Neste livro intitulado Moradores de Bairros populares no Porto e em Braga, considerando diversos indicadores em termos de escolaridade, condições de trabalho, rendimento e de habitação, comprova-se que, apesar da precariedade e da relativa privação, não se constatam, em regra, movimentos de contestação ou revolta, tomando os moradores/as, nas suas estratégias de sobrevivência, atitudes defensivas, de 'assentimento' e/ou de resistência passiva numa lógica de segurança mínima, eventualmente associadas a políticas de tipo clientelar.
II
A crise de habitação que se está a viver na última década traduz-se num aumento muito significativo dos preços da habitação e dos valores das rendas, sobretudo a partir de 2013, o que torna difícil para os grupos mais vulneráveis (ex. imigrantes, idosos, estudantes, famílias com baixos rendimentos, etc) aceder a uma habitação condigna e suportar crescentes taxas de esforço (parcela do rendimento para pagamento da habitação).

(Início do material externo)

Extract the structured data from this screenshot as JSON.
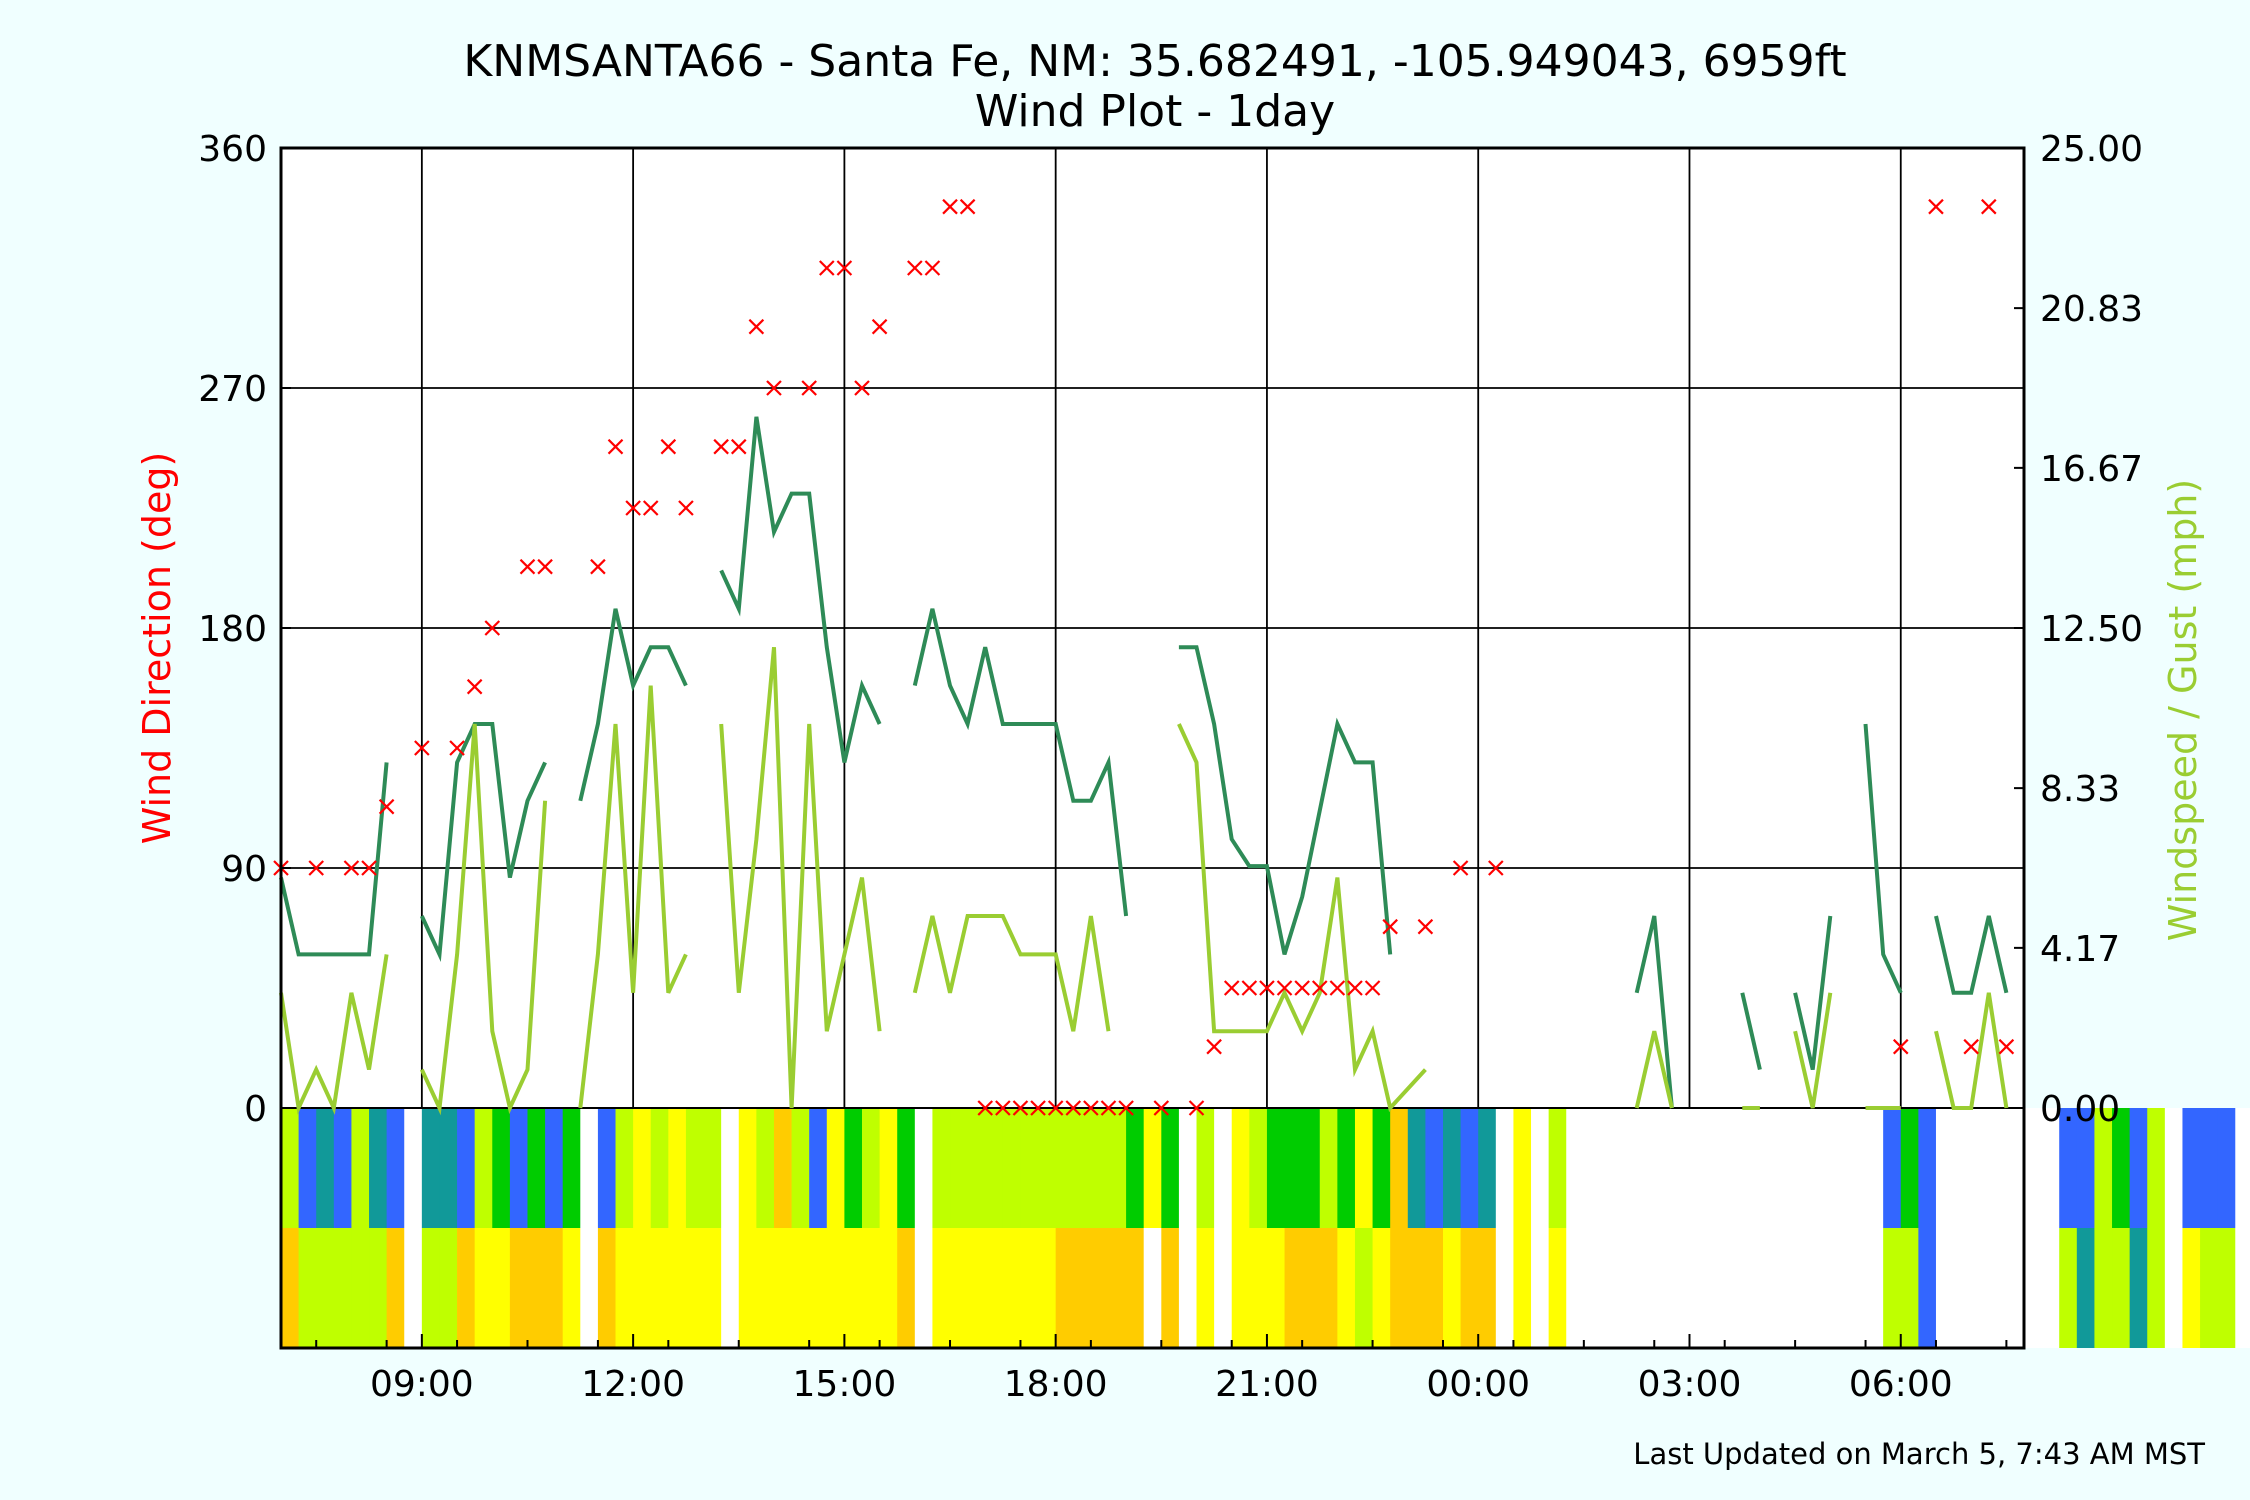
{
  "chart_data": {
    "type": "line",
    "title": "KNMSANTA66 - Santa Fe, NM: 35.682491, -105.949043, 6959ft",
    "subtitle": "Wind Plot - 1day",
    "footer": "Last Updated on March 5, 7:43 AM MST",
    "x_axis": {
      "range_hours": [
        0,
        24.75
      ],
      "tick_labels": [
        "09:00",
        "12:00",
        "15:00",
        "18:00",
        "21:00",
        "00:00",
        "03:00",
        "06:00"
      ],
      "tick_hours": [
        2,
        5,
        8,
        11,
        14,
        17,
        20,
        23
      ],
      "grid": true
    },
    "y_axis_left": {
      "label": "Wind Direction (deg)",
      "label_color": "#ff0000",
      "range": [
        -90,
        360
      ],
      "tick_labels": [
        "0",
        "90",
        "180",
        "270",
        "360"
      ],
      "ticks": [
        0,
        90,
        180,
        270,
        360
      ]
    },
    "y_axis_right": {
      "label": "Windspeed / Gust (mph)",
      "label_color": "#9acd32",
      "range": [
        0,
        25
      ],
      "tick_labels": [
        "0.00",
        "4.17",
        "8.33",
        "12.50",
        "16.67",
        "20.83",
        "25.00"
      ],
      "ticks": [
        0,
        4.17,
        8.33,
        12.5,
        16.67,
        20.83,
        25
      ]
    },
    "series": [
      {
        "kind": "scatter",
        "axis": "left",
        "color": "#ff0000",
        "marker": "x",
        "points": [
          [
            0,
            90
          ],
          [
            0.5,
            90
          ],
          [
            1,
            90
          ],
          [
            1.25,
            90
          ],
          [
            1.5,
            113
          ],
          [
            2,
            135
          ],
          [
            2.5,
            135
          ],
          [
            2.75,
            158
          ],
          [
            3,
            180
          ],
          [
            3.5,
            203
          ],
          [
            3.75,
            203
          ],
          [
            4.5,
            203
          ],
          [
            4.75,
            248
          ],
          [
            5,
            225
          ],
          [
            5.25,
            225
          ],
          [
            5.5,
            248
          ],
          [
            5.75,
            225
          ],
          [
            6.25,
            248
          ],
          [
            6.5,
            248
          ],
          [
            6.75,
            293
          ],
          [
            7,
            270
          ],
          [
            7.5,
            270
          ],
          [
            7.75,
            315
          ],
          [
            8,
            315
          ],
          [
            8.25,
            270
          ],
          [
            8.5,
            293
          ],
          [
            9,
            315
          ],
          [
            9.25,
            315
          ],
          [
            9.5,
            338
          ],
          [
            9.75,
            338
          ],
          [
            10,
            0
          ],
          [
            10.25,
            0
          ],
          [
            10.5,
            0
          ],
          [
            10.75,
            0
          ],
          [
            11,
            0
          ],
          [
            11.25,
            0
          ],
          [
            11.5,
            0
          ],
          [
            11.75,
            0
          ],
          [
            12,
            0
          ],
          [
            12.5,
            0
          ],
          [
            13,
            0
          ],
          [
            13.25,
            23
          ],
          [
            13.5,
            45
          ],
          [
            13.75,
            45
          ],
          [
            14,
            45
          ],
          [
            14.25,
            45
          ],
          [
            14.5,
            45
          ],
          [
            14.75,
            45
          ],
          [
            15,
            45
          ],
          [
            15.25,
            45
          ],
          [
            15.5,
            45
          ],
          [
            15.75,
            68
          ],
          [
            16.25,
            68
          ],
          [
            16.75,
            90
          ],
          [
            17.25,
            90
          ],
          [
            23,
            23
          ],
          [
            24,
            23
          ],
          [
            24.5,
            23
          ],
          [
            23.5,
            338
          ],
          [
            24.25,
            338
          ]
        ]
      },
      {
        "kind": "line",
        "axis": "right",
        "color": "#2e8b57",
        "segments": [
          [
            [
              0,
              6
            ],
            [
              0.25,
              4
            ],
            [
              1.25,
              4
            ],
            [
              1.5,
              9
            ]
          ],
          [
            [
              2,
              5
            ],
            [
              2.25,
              4
            ],
            [
              2.5,
              9
            ],
            [
              2.75,
              10
            ],
            [
              3,
              10
            ],
            [
              3.25,
              6
            ],
            [
              3.5,
              8
            ],
            [
              3.75,
              9
            ]
          ],
          [
            [
              4.25,
              8
            ],
            [
              4.5,
              10
            ],
            [
              4.75,
              13
            ],
            [
              5,
              11
            ],
            [
              5.25,
              12
            ],
            [
              5.5,
              12
            ],
            [
              5.75,
              11
            ]
          ],
          [
            [
              6.25,
              14
            ],
            [
              6.5,
              13
            ],
            [
              6.75,
              18
            ],
            [
              7,
              15
            ],
            [
              7.25,
              16
            ],
            [
              7.5,
              16
            ],
            [
              7.75,
              12
            ],
            [
              8,
              9
            ],
            [
              8.25,
              11
            ],
            [
              8.5,
              10
            ]
          ],
          [
            [
              9,
              11
            ],
            [
              9.25,
              13
            ],
            [
              9.5,
              11
            ],
            [
              9.75,
              10
            ],
            [
              10,
              12
            ],
            [
              10.25,
              10
            ],
            [
              11,
              10
            ],
            [
              11.25,
              8
            ],
            [
              11.5,
              8
            ],
            [
              11.75,
              9
            ],
            [
              12,
              5
            ]
          ],
          [
            [
              12.75,
              12
            ],
            [
              13,
              12
            ],
            [
              13.25,
              10
            ],
            [
              13.5,
              7
            ],
            [
              13.75,
              6.3
            ],
            [
              14,
              6.3
            ],
            [
              14.25,
              4
            ],
            [
              14.5,
              5.5
            ],
            [
              15,
              10
            ],
            [
              15.25,
              9
            ],
            [
              15.5,
              9
            ],
            [
              15.75,
              4
            ]
          ],
          [
            [
              19.25,
              3
            ],
            [
              19.5,
              5
            ],
            [
              19.75,
              0
            ]
          ],
          [
            [
              20.75,
              3
            ],
            [
              21,
              1
            ]
          ],
          [
            [
              21.5,
              3
            ],
            [
              21.75,
              1
            ],
            [
              22,
              5
            ]
          ],
          [
            [
              22.5,
              10
            ],
            [
              22.75,
              4
            ],
            [
              23,
              3
            ]
          ],
          [
            [
              23.5,
              5
            ],
            [
              23.75,
              3
            ],
            [
              24,
              3
            ],
            [
              24.25,
              5
            ],
            [
              24.5,
              3
            ]
          ]
        ]
      },
      {
        "kind": "line",
        "axis": "right",
        "color": "#9acd32",
        "segments": [
          [
            [
              0,
              3
            ],
            [
              0.25,
              0
            ],
            [
              0.5,
              1
            ],
            [
              0.75,
              0
            ],
            [
              1,
              3
            ],
            [
              1.25,
              1
            ],
            [
              1.5,
              4
            ]
          ],
          [
            [
              2,
              1
            ],
            [
              2.25,
              0
            ],
            [
              2.5,
              4
            ],
            [
              2.75,
              10
            ],
            [
              3,
              2
            ],
            [
              3.25,
              0
            ],
            [
              3.5,
              1
            ],
            [
              3.75,
              8
            ]
          ],
          [
            [
              4.25,
              0
            ],
            [
              4.5,
              4
            ],
            [
              4.75,
              10
            ],
            [
              5,
              3
            ],
            [
              5.25,
              11
            ],
            [
              5.5,
              3
            ],
            [
              5.75,
              4
            ]
          ],
          [
            [
              6.25,
              10
            ],
            [
              6.5,
              3
            ],
            [
              6.75,
              7
            ],
            [
              7,
              12
            ],
            [
              7.25,
              0
            ],
            [
              7.5,
              10
            ],
            [
              7.75,
              2
            ],
            [
              8,
              4
            ],
            [
              8.25,
              6
            ],
            [
              8.5,
              2
            ]
          ],
          [
            [
              9,
              3
            ],
            [
              9.25,
              5
            ],
            [
              9.5,
              3
            ],
            [
              9.75,
              5
            ],
            [
              10.25,
              5
            ],
            [
              10.5,
              4
            ],
            [
              11,
              4
            ],
            [
              11.25,
              2
            ],
            [
              11.5,
              5
            ],
            [
              11.75,
              2
            ]
          ],
          [
            [
              12.75,
              10
            ],
            [
              13,
              9
            ],
            [
              13.25,
              2
            ],
            [
              13.5,
              2
            ],
            [
              13.75,
              2
            ],
            [
              14,
              2
            ],
            [
              14.25,
              3
            ],
            [
              14.5,
              2
            ],
            [
              14.75,
              3
            ],
            [
              15,
              6
            ],
            [
              15.25,
              1
            ],
            [
              15.5,
              2
            ],
            [
              15.75,
              0
            ],
            [
              16.25,
              1
            ]
          ],
          [
            [
              19.25,
              0
            ],
            [
              19.5,
              2
            ],
            [
              19.75,
              0
            ]
          ],
          [
            [
              20.75,
              0
            ],
            [
              21,
              0
            ]
          ],
          [
            [
              21.5,
              2
            ],
            [
              21.75,
              0
            ],
            [
              22,
              3
            ]
          ],
          [
            [
              22.5,
              0
            ],
            [
              23,
              0
            ]
          ],
          [
            [
              23.5,
              2
            ],
            [
              23.75,
              0
            ],
            [
              24,
              0
            ],
            [
              24.25,
              3
            ],
            [
              24.5,
              0
            ]
          ]
        ]
      }
    ],
    "bar_rows": {
      "hours_per_bin": 0.25,
      "upper": [
        "#bfff00",
        "#3366ff",
        "#119999",
        "#3366ff",
        "#bfff00",
        "#119999",
        "#3366ff",
        "#ffffff",
        "#119999",
        "#119999",
        "#3366ff",
        "#bfff00",
        "#00cc00",
        "#3366ff",
        "#00cc00",
        "#3366ff",
        "#00cc00",
        "#ffffff",
        "#3366ff",
        "#bfff00",
        "#ffff00",
        "#bfff00",
        "#ffff00",
        "#bfff00",
        "#bfff00",
        "#ffffff",
        "#ffff00",
        "#bfff00",
        "#ffcc00",
        "#bfff00",
        "#3366ff",
        "#ffff00",
        "#00cc00",
        "#bfff00",
        "#ffff00",
        "#00cc00",
        "#ffffff",
        "#bfff00",
        "#bfff00",
        "#bfff00",
        "#bfff00",
        "#bfff00",
        "#bfff00",
        "#bfff00",
        "#bfff00",
        "#bfff00",
        "#bfff00",
        "#bfff00",
        "#00cc00",
        "#ffff00",
        "#00cc00",
        "#ffffff",
        "#bfff00",
        "#ffffff",
        "#ffff00",
        "#bfff00",
        "#00cc00",
        "#00cc00",
        "#00cc00",
        "#bfff00",
        "#00cc00",
        "#ffff00",
        "#00cc00",
        "#ffcc00",
        "#119999",
        "#3366ff",
        "#119999",
        "#3366ff",
        "#119999",
        "#ffffff",
        "#ffff00",
        "#ffffff",
        "#bfff00",
        "#ffffff",
        "#ffffff",
        "#ffffff",
        "#ffffff",
        "#ffffff",
        "#ffffff",
        "#ffffff",
        "#ffffff",
        "#ffffff",
        "#ffffff",
        "#ffffff",
        "#ffffff",
        "#ffffff",
        "#ffffff",
        "#ffffff",
        "#ffffff",
        "#ffffff",
        "#ffffff",
        "#3366ff",
        "#00cc00",
        "#3366ff",
        "#ffffff",
        "#ffffff",
        "#ffffff",
        "#ffffff",
        "#ffffff",
        "#ffffff",
        "#ffffff",
        "#3366ff",
        "#3366ff",
        "#bfff00",
        "#00cc00",
        "#3366ff",
        "#bfff00",
        "#ffffff",
        "#3366ff",
        "#3366ff",
        "#3366ff",
        "#ffffff",
        "#00cc00",
        "#3366ff",
        "#3366ff",
        "#bfff00",
        "#ffffff",
        "#ffffff",
        "#3366ff"
      ],
      "lower": [
        "#ffcc00",
        "#bfff00",
        "#bfff00",
        "#bfff00",
        "#bfff00",
        "#bfff00",
        "#ffcc00",
        "#ffffff",
        "#bfff00",
        "#bfff00",
        "#ffcc00",
        "#ffff00",
        "#ffff00",
        "#ffcc00",
        "#ffcc00",
        "#ffcc00",
        "#ffff00",
        "#ffffff",
        "#ffcc00",
        "#ffff00",
        "#ffff00",
        "#ffff00",
        "#ffff00",
        "#ffff00",
        "#ffff00",
        "#ffffff",
        "#ffff00",
        "#ffff00",
        "#ffff00",
        "#ffff00",
        "#ffff00",
        "#ffff00",
        "#ffff00",
        "#ffff00",
        "#ffff00",
        "#ffcc00",
        "#ffffff",
        "#ffff00",
        "#ffff00",
        "#ffff00",
        "#ffff00",
        "#ffff00",
        "#ffff00",
        "#ffff00",
        "#ffcc00",
        "#ffcc00",
        "#ffcc00",
        "#ffcc00",
        "#ffcc00",
        "#ffffff",
        "#ffcc00",
        "#ffffff",
        "#ffff00",
        "#ffffff",
        "#ffff00",
        "#ffff00",
        "#ffff00",
        "#ffcc00",
        "#ffcc00",
        "#ffcc00",
        "#ffff00",
        "#bfff00",
        "#ffff00",
        "#ffcc00",
        "#ffcc00",
        "#ffcc00",
        "#ffff00",
        "#ffcc00",
        "#ffcc00",
        "#ffffff",
        "#ffff00",
        "#ffffff",
        "#ffff00",
        "#ffffff",
        "#ffffff",
        "#ffffff",
        "#ffffff",
        "#ffffff",
        "#ffffff",
        "#ffffff",
        "#ffffff",
        "#ffffff",
        "#ffffff",
        "#ffffff",
        "#ffffff",
        "#ffffff",
        "#ffffff",
        "#ffffff",
        "#ffffff",
        "#ffffff",
        "#ffffff",
        "#bfff00",
        "#bfff00",
        "#3366ff",
        "#ffffff",
        "#ffffff",
        "#ffffff",
        "#ffffff",
        "#ffffff",
        "#ffffff",
        "#ffffff",
        "#bfff00",
        "#119999",
        "#bfff00",
        "#bfff00",
        "#119999",
        "#bfff00",
        "#ffffff",
        "#ffff00",
        "#bfff00",
        "#bfff00",
        "#ffffff",
        "#bfff00",
        "#bfff00",
        "#bfff00",
        "#bfff00",
        "#bfff00",
        "#bfff00",
        "#bfff00"
      ]
    }
  }
}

Iniciou-se no centro de Lisboa e Porto e rapidamente se expandiu pelo território das áreas metropolitanas e depois para as principais capitais de distrito do país e, finalmente, a todo o território nacional nos últimos anos, incluindo nos territórios de baixa densidade do interior. O aumento do preço das casas e dos valores das rendas excedeu em muito o relativo aumento dos rendimentos das famílias (quase três vezes mais), aumentando o fosso entre o preço da oferta e a capacidade da procura de a esta aceder.
Atualmente, a crise é já transversal a vários grupos etários e mesmo diferentes classes sociais, sendo as classes baixas e a classe média baixa as mais afectadas. A actual crise de habitação tem raízes profundas na crónica falta de investimento público em habitação e reabilitação urbana ao longo das décadas, sendo o sector da habitação um dos pilares mais frágeis do nosso Estado Social. Esta crise estrutural agudizou-se com a crise económico-social de 2008-2009, com a crise pandémica e com a recente crise inflacionária.
À falta de investimento do Estado em habitação, há que acrescentar causas mais recentes que contribuíram para uma diminuição muito significativa da oferta de casas a preços acessíveis: o excesso da turistificação e expansão do alojamento local; as isenções fiscais aos fundos de investimento imobiliário; as leis de reabilitação urbana que simplificaram procedimentos para uma rápida revitalização dos centros históricos; a liberalização da lei do arrendamento que gerou milhares despejos (a liberalização começou nos anos 90 mas atingiu o seu auge com a lei de 2012, o NRAU – Novo Regime de Arrendamento Urbano, vulgo "Lei dos Despejos"); a criação de programas governamentais para atracção de investimento estrangeiro em imobiliário (Residentes Não Habituais, Vistos Gold e Nómadas Digitais); a atracção de novas procuras residenciais internacionais endinheiradas e com elevado poder de compra, comparativamente aos portugueses. Nesta apresentação partimos da tese de que a crise de habitação é estrutural ao modo de produção capitalista português, enquanto país de semiperiferia, de modernidade inacabada.
Remataremos com algumas recomendações políticas no sentido de uma Política Pública de Habitação consequente com um efectivo Direito à Habitação verdadeiramente inalienável, incondicional e universal.